Brera cambia faccia. Un tempo era la zona più suggestiva e affascinante di Milano, una piccola Montmartre, con le sue viuzze strette e acciottolate, affollate di turisti e belle signore che passeggiando davano un'occhiata alle bancarelle e una al futuro, interrogando le cartomanti nella speranza di qualche buona nuova. Un quartiere pervaso di storia, di arte e di cultura, con la Pinacoteca e l'Accademia. E i locali con i loro tavolini lungo le stradine e gli artisti che mettevano in mostra le loro opere. Poi l'invasione dei lunghi teli bianchi dei vu’ cumprà con allineate borse e borsette. Tanti colori, alcuni disagi, ma tanta magia. La magia soprattutto, grazie alle signore dei tarocchi, vero simbolo del quartiere più pittoresco della città. Erano circa una trentina, ma dove sono finite? Dove sono tutte quelle affascinanti rivelatrici di misteri che all'imbrunire spuntavano lungo le stradine per vendere sogni? E dov'è quella piccola Parigi milanese? Quel teatro a cielo aperto? Brera si è addormentata?
Oggi le cartomanti saranno una decina, al massimo quindici, con i loro tavolini con appoggiate le candele qua e là e quei tarocchi un po' sgualciti.

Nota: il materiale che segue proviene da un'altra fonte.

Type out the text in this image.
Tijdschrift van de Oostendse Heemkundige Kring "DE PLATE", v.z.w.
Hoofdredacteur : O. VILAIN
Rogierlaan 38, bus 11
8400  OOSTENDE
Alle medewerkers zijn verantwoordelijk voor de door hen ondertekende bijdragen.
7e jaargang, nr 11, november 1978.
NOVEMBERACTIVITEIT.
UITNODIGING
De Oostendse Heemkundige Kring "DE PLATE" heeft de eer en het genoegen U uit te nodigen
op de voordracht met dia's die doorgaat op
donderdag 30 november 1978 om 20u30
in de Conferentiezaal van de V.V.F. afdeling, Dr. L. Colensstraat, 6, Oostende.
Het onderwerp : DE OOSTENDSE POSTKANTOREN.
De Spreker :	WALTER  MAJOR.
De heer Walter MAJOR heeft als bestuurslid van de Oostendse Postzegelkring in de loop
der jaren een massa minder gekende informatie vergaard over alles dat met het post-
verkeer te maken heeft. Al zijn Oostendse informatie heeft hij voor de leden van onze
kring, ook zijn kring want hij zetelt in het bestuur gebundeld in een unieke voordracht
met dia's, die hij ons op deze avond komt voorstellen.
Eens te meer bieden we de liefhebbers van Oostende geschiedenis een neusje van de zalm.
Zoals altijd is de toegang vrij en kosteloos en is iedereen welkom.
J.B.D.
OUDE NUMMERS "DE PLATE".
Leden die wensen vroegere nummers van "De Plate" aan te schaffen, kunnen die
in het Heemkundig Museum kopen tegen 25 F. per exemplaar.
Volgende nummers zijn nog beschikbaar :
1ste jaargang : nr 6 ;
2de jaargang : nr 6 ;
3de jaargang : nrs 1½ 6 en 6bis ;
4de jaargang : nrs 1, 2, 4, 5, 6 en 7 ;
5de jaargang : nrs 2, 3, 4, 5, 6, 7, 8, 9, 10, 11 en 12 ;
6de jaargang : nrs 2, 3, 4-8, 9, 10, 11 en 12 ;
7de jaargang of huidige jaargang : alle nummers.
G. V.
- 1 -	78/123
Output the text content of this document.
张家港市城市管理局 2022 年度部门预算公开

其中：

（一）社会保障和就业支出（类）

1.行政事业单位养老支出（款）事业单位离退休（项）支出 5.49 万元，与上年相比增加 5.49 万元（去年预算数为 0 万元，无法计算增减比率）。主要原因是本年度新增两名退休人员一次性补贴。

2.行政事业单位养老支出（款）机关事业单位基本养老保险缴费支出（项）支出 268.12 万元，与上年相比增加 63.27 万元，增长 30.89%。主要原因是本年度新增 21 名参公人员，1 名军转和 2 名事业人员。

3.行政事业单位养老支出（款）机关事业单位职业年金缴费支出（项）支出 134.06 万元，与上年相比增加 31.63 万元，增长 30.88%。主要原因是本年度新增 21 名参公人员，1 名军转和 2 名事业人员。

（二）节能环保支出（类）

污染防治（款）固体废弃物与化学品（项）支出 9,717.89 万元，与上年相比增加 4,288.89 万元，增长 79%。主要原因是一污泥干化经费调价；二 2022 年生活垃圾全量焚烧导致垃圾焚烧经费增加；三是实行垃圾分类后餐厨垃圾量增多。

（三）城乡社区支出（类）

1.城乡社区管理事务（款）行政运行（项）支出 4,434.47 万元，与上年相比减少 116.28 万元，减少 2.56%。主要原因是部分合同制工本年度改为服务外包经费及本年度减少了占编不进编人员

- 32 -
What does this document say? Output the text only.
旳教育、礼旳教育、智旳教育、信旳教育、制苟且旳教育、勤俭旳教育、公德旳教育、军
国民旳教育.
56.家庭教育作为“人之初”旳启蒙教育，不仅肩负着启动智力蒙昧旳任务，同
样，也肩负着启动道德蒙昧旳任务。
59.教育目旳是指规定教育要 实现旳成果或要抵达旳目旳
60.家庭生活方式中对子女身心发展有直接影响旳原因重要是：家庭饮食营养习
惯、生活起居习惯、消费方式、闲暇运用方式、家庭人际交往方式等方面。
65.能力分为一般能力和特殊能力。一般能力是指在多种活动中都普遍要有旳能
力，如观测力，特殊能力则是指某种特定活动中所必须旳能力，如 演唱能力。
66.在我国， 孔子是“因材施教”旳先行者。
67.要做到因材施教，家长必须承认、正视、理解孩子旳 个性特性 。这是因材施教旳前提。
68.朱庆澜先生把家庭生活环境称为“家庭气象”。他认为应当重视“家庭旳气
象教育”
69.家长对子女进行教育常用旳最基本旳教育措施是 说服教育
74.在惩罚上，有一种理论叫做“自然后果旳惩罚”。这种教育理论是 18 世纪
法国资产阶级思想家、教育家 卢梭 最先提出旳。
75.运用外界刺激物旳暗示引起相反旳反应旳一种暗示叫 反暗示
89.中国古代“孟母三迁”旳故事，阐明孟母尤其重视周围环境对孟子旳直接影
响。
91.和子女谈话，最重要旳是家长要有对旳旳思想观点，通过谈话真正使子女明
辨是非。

Giulia, astrologa, legge le carte in Brera dal 1991. «Non è più come prima, la sera è frequentato soprattutto da giovani, e i giovani hanno pochi soldi da spendere, fanno poche domande, magari sulla scuola o il lavoro e sull'amore». L'amore, passano gli anni ma quello ha sempre la precedenza su tutto, per giovani o meno giovani. «Anni fa i clienti offrivano denaro spontaneamente per conoscere il loro futuro; ora non puoi chiedere più di 15 o 20 euro. Qualche cartomante si accontenta addirittura di un caffè o un aperitivo al bar».
E poi nessuno ama più andare a fondo nella lettura delle carte, sono colloqui brevi e, soprattutto, sono pochi, al massimo otto a sera. Fortuna che in tanti anni di attività i clienti restano fedeli: «Molti mi chiamano al telefono per le vicende di cuore, ma anche per chiedermi della loro salute, altri ancora li ricevo personalmente o vado a trovarli, sono vecchi clienti che ormai si fidano di me. Qui si lavora soprattutto il venerdì e il sabato, e si lavora proprio bene quando ci sono le fiere a Milano, perché ci sono molti turisti che hanno voglia di spendere e a cui piace ancora venire qui a sognare».
Ma l'atmosfera non è più la stessa, il fascino della Brera dei tarocchi non c'è più. Hanno tentato di sfrattarle più volte, e ora che le cartomanti se ne vanno da sole portano via anche la loro magia e lasciano un vuoto in tutto il quartiere. «Forse la gente ci crede di meno», ironizza Eleonora Scaramucci, presidente dell'associazione di quartiere Brera. In realtà è impossibile negare che il quartiere sia cambiato: «Molti locali hanno chiuso, molti altri hanno vita difficile perché hanno problemi con i residenti; io abito in questa zona e spesso la sera la via è deserta. E poi ci sono i quartieri nuovi che attirano le persone». Ma la Brera conosciuta in tutto il mondo non si spegnerà: è già pronto un progetto di rivalutazione e riqualificazione dell'intera zona, da via Cusani a corso Garibaldi, che prevede interventi di illuminazione e arredo urbano e la creazione di veri e propri distretti commerciali. «Una piccola Carnaby Street londinese - continua la stessa Scaramucci -, perché Brera torni a vivere e a essere quella di una volta».